MMCC MASTHEAD
Mid-Michigan Computer Consultants - Bay City, Michigan
 


CONTENTS       (old style)
Mid-Michigan Computer Consultants
509 Center
Bay City, Michigan

Sales (989) 892-9242
Support (989) 686-8860

Plb-0312.cfm v1.0


plb-t010.cfm
 

ANSI Standard PL/B Language and Visual PL/B

File READ Notes


This section discusses various file reading techniques. Topics on this page include:
  • READ Tips and techniques (link to PLB-0312)


READING FILES:

Reading sequential files is very simple. Just code:
      READ {filename},{mode};{data elements}
      READ TESTFILE,SEQ;NAME, ADDRESS, CITY


After the read you just check OVER to see if the end of file was reached.
taken from the Sunbelt technical Support web board:
Subject: Partial read of a file
#19765
4/23/2012

I have a tab delimited text file that a client downloads from another vendor. The latest file reads about 450 records out of a few thousand then gets an OVER condition.
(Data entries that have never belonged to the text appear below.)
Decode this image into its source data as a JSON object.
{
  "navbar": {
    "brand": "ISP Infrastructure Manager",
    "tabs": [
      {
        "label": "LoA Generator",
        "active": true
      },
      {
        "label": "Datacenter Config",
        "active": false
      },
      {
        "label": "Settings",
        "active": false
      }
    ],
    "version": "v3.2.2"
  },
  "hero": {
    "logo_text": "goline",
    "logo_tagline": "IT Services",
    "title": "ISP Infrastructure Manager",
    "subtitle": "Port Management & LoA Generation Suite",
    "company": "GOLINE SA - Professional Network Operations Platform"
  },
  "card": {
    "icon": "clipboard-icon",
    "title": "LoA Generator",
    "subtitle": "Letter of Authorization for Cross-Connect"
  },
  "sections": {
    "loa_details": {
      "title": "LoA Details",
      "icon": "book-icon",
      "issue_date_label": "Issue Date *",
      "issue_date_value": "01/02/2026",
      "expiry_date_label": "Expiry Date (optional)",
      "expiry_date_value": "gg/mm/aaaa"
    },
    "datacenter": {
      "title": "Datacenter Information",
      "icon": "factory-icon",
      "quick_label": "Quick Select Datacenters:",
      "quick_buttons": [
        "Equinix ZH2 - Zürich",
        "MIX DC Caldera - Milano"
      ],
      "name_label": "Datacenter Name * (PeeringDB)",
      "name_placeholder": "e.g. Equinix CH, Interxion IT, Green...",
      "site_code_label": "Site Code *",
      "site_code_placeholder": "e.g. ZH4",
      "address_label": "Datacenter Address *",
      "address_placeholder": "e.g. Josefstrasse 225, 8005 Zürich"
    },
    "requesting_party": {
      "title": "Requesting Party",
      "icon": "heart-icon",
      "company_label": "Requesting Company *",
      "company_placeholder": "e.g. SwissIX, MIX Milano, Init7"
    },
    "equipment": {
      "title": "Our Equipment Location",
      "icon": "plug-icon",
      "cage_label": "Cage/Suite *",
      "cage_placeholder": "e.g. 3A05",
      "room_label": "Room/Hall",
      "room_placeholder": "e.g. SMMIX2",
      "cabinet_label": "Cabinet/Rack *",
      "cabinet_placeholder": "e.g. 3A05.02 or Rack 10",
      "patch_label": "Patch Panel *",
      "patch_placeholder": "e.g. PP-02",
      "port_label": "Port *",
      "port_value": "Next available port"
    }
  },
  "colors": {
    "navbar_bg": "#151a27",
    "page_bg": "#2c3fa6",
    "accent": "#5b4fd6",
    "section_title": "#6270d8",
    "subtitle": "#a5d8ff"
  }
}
I can read the entire file in NOTEPAD and in EXCEL without a problem. The "TYPE" command line utility stops at the same place that PL/B does.

My main program reads using *EDION. I've written a tiny test program that reads as just a flat file. Both stop at the same place.

Using a home grown PL/B utility that reads byte at a time with ABSON, I can go right through the stopper. I see nothing unusual about the data at that point.

I read the file in NOTEPAD and saved to another file. PL/B still stops at the same point, although NOTEPAD shows the entire thing.

Any ideas?
Stephen Kent


re: No end-of- file character (0x1A) Hiding at that point of the file?

I suspect the same thing or some other non-ascii character.

I just ran into a similar issue where one of our produciton Text files did not display correctly in my View program. I suspected a non-ascii character was the cause and the the PLB Utility Suite showed there was was extract Carriage Returns in the file. (Thanks Robert and Lee! http://visualplb.com/plbutilitysuite/download/)

I then opened the file in our Text editor (SlickEdit) and did a a search on the Carriage Return character.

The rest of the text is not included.